10 thoughts on “The Dean Baker Solution”

  1. Speculation is of course useful and almost impossible to regulate effectively. But aren’t their dangers to the wider economy that need considering.

    Isn’t an important part of the sub-prime problems the moving of risk around in a way that was profitable in the short-term but disastrous in the long-term.

    The price of oil nowadays also seems to reflect not the simple demand and supply for oil but the increased demand for oil futures contracts as funds flee under-performing asset classes. Its very profitable in the short-term but at what cost to the world economy.

    Tim adds: Hmm, well my view of sub-prime is that in moving the risk around securitisation (which isn’t speculation, btw) did exactly as promised. It moved the risk around. That wasn’t, to my mind, the problematic part at all. What was was the mispricing of risk which took place at the same time. We’ve had (in the US market at least) the securitisation orf mortgages for decades without such problems. The mispricing wasn’t caused by securitisation: it simply coincided with an expansion of it.

  2. “The price of oil nowadays also seems to reflect not the simple demand and supply for oil”

    That word “seems”. I’d like to see that explored further.

    We don’t, as a rule, choke off bubbles as they grow (for fear of not knowing if they are bubbles or not), and we don’t burst them when they’ve grown (e.g. internet stocks, houses) so why should an oil bubble (if it is such) be any different? Are high oil prices doing more damage to the UK economy than the debt and housing bubbles have?

  3. I would argue that the damage from the dot-com and housing bubbles were more limited. If people are silly enough to buy houses at the peak of the market, or lastminute.com shares it is their own stupid fault. (I did both)

    The “bubble” in oil and some other commodities may have a far larger effect. The market should punish you for bad decisions – the problems are when it punishes others.

    I think reglulation would probably do more harm than good but it doesn’t mean there isn’t a problem.

  4. I’d have thought high oil prices are doing more damage to the US economy than the credit or dot-com bubbles. In both the formers I imagine the country as a whole gained, by selling bonds or equities to foreigners, and although obviously there were distributional effects within the country I don’t know if they were that large if you don’t compare them to the (largely) paper peaks.

    The oil price however at these levels, given the US imports something like 12m barrels of crude a day, is a direct transfer of $1.2bn a day additional from the US to foreigners.

    Tim adds: Dunno…..I always find it difficult to believe that voluntary exchage is damaging to an economy.

  5. RV,

    I would probably have phrased that the other way round, i.e.

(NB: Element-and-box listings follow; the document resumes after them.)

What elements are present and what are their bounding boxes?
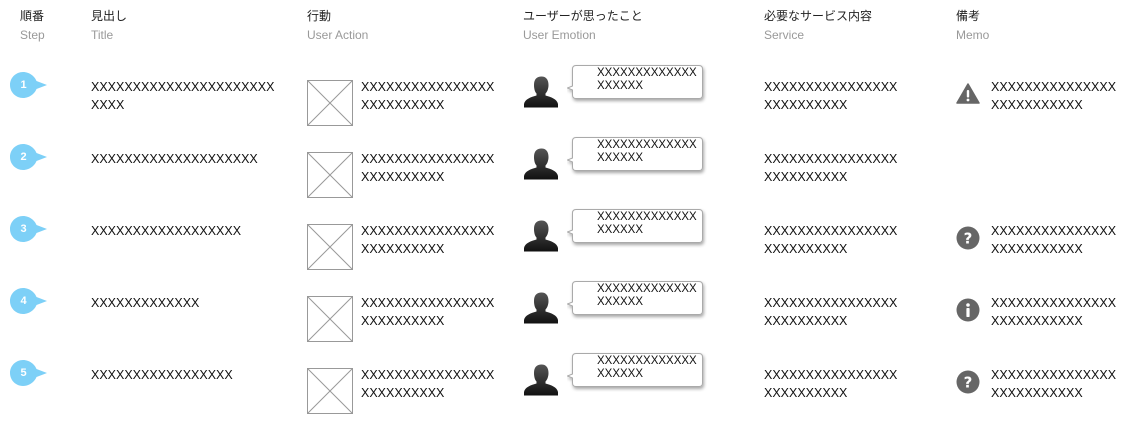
- header-emotion-jp: ユーザーが思ったこと: [523, 9, 643, 23]
- svg-text:?: ?: [964, 230, 973, 248]
- header-action-jp: 行動: [307, 9, 332, 23]
- emotion-speech-bubble: XXXXXXXXXXXXXXXXXXX: [567, 136, 703, 171]
- step-marker: 1: [10, 72, 48, 98]
- step-title: XXXXXXXXXXXXXXXXXX: [91, 224, 242, 238]
- image-placeholder: [307, 80, 353, 126]
- step-marker: 3: [10, 216, 48, 242]
- question-icon: ?: [956, 226, 980, 250]
- user-emotion-text: XXXXXXXXXXXXXXXXXXX: [597, 211, 697, 236]
- user-action-text: XXXXXXXXXXXXXXXXXXXXXXXXXX: [361, 152, 495, 184]
- step-number: 3: [20, 223, 27, 235]
- header-memo: 備考 Memo: [956, 8, 989, 43]
- emotion-speech-bubble: XXXXXXXXXXXXXXXXXXX: [567, 64, 703, 99]
- user-emotion-text: XXXXXXXXXXXXXXXXXXX: [597, 283, 697, 308]
- header-step-jp: 順番: [20, 9, 45, 23]
- user-avatar-icon: [523, 364, 559, 396]
- service-text: XXXXXXXXXXXXXXXXXXXXXXXXXX: [764, 368, 898, 400]
- step-number: 4: [20, 295, 27, 307]
- user-action-text: XXXXXXXXXXXXXXXXXXXXXXXXXX: [361, 224, 495, 256]
- service-text: XXXXXXXXXXXXXXXXXXXXXXXXXX: [764, 224, 898, 256]
- header-memo-jp: 備考: [956, 9, 981, 23]
- header-emotion-en: User Emotion: [523, 28, 596, 42]
- header-action: 行動 User Action: [307, 8, 368, 43]
- step-marker: 4: [10, 288, 48, 314]
- svg-text:?: ?: [964, 374, 973, 392]
- step-marker: 5: [10, 360, 48, 386]
- step-title: XXXXXXXXXXXXXXXXXXXX: [91, 152, 258, 166]
- header-emotion: ユーザーが思ったこと User Emotion: [523, 8, 643, 43]
- step-number: 2: [20, 151, 27, 163]
- memo-text: XXXXXXXXXXXXXXXXXXXXXXXXXX: [991, 368, 1117, 400]
- user-action-text: XXXXXXXXXXXXXXXXXXXXXXXXXX: [361, 80, 495, 112]
- step-number: 1: [20, 79, 27, 91]
- header-action-en: User Action: [307, 28, 369, 42]
- journey-row: 5 XXXXXXXXXXXXXXXXX XXXXXXXXXXXXXXXXXXXXXX…: [0, 350, 1130, 422]
- service-text: XXXXXXXXXXXXXXXXXXXXXXXXXX: [764, 152, 898, 184]
- service-text: XXXXXXXXXXXXXXXXXXXXXXXXXX: [764, 80, 898, 112]
- warning-icon: [956, 82, 980, 106]
- step-title: XXXXXXXXXXXXX: [91, 296, 200, 310]
- user-avatar-icon: [523, 220, 559, 252]
- image-placeholder: [307, 152, 353, 198]
- memo-text: XXXXXXXXXXXXXXXXXXXXXXXXXX: [991, 80, 1117, 112]
- image-placeholder: [307, 368, 353, 414]
- service-text: XXXXXXXXXXXXXXXXXXXXXXXXXX: [764, 296, 898, 328]
- user-emotion-text: XXXXXXXXXXXXXXXXXXX: [597, 139, 697, 164]
- step-number: 5: [20, 367, 27, 379]
- question-icon: ?: [956, 370, 980, 394]
- journey-row: 4 XXXXXXXXXXXXX XXXXXXXXXXXXXXXXXXXXXXXXXX…: [0, 278, 1130, 350]
- header-step: 順番 Step: [20, 8, 45, 43]
- user-action-text: XXXXXXXXXXXXXXXXXXXXXXXXXX: [361, 368, 495, 400]
- memo-text: XXXXXXXXXXXXXXXXXXXXXXXXXX: [991, 224, 1117, 256]
- step-marker: 2: [10, 144, 48, 170]
- user-emotion-text: XXXXXXXXXXXXXXXXXXX: [597, 67, 697, 92]
- journey-row: 1 XXXXXXXXXXXXXXXXXXXXXXXXXX XXXXXXXXXXXXX…: [0, 62, 1130, 134]
- header-title: 見出し Title: [91, 8, 127, 43]
- header-title-en: Title: [91, 28, 114, 42]
- image-placeholder: [307, 296, 353, 342]
- user-avatar-icon: [523, 76, 559, 108]
- header-service: 必要なサービス内容 Service: [764, 8, 872, 43]
- header-memo-en: Memo: [956, 28, 990, 42]
- memo-text: XXXXXXXXXXXXXXXXXXXXXXXXXX: [991, 296, 1117, 328]
- emotion-speech-bubble: XXXXXXXXXXXXXXXXXXX: [567, 280, 703, 315]
- header-title-jp: 見出し: [91, 9, 128, 23]
- user-emotion-text: XXXXXXXXXXXXXXXXXXX: [597, 355, 697, 380]
- header-step-en: Step: [20, 28, 45, 42]
- user-avatar-icon: [523, 148, 559, 180]
- step-title: XXXXXXXXXXXXXXXXXXXXXXXXXX: [91, 80, 275, 112]
- info-icon: [956, 298, 980, 322]
- emotion-speech-bubble: XXXXXXXXXXXXXXXXXXX: [567, 352, 703, 387]
- header-service-jp: 必要なサービス内容: [764, 9, 873, 23]
- emotion-speech-bubble: XXXXXXXXXXXXXXXXXXX: [567, 208, 703, 243]
- journey-row: 3 XXXXXXXXXXXXXXXXXX XXXXXXXXXXXXXXXXXXXXX…: [0, 206, 1130, 278]
- step-title: XXXXXXXXXXXXXXXXX: [91, 368, 233, 382]
- journey-row: 2 XXXXXXXXXXXXXXXXXXXX XXXXXXXXXXXXXXXXXXX…: [0, 134, 1130, 206]
- user-action-text: XXXXXXXXXXXXXXXXXXXXXXXXXX: [361, 296, 495, 328]
- user-avatar-icon: [523, 292, 559, 324]
- header-service-en: Service: [764, 28, 805, 42]
- image-placeholder: [307, 224, 353, 270]
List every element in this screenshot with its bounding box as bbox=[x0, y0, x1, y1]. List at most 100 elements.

    “it doesn’t mean there isn’t a problem, but I think reglulation would probably do more harm than good”

    i.e. Your proposed solution won’t help whether there is or isn’t a problem, so let’s not adopt your “solution”.

  6. BlacquesJacquesShellacques

    ‘sub-prime problems ‘ by which is meant that some people lost money. That’s not a bug, it’s a feature.

    It is not possible for all investment decisions to be correct and it is therefore necessary that there be a consequence to making bad decisions. What possible alternative to ‘losing money’ is there?

  7. Tim adds: Dunno…..I always find it difficult to believe that voluntary exchage is damaging to an economy.

    The credit and dot-com bubbles weren’t based on voluntary exchange?

    Anyway I’m sure the US gets more utility from its huge oil import bill than it does from the dollars that are being sent abroad to pay for it, but that doesn’t mean the rise in price from $30 to $130/b isn’t damaging, does it?

  8. The oil price however at these levels, given the US imports something like 12m barrels of crude a day, is a direct transfer of $1.2bn a day additional from the US to foreigners.

    An awful lot of this money ends up back in the west as investments and expenditure. If Brits and Americans are managing the vast wealth of Arabs and flogging them overpriced cars and properties, then Brits and Americans are making money too.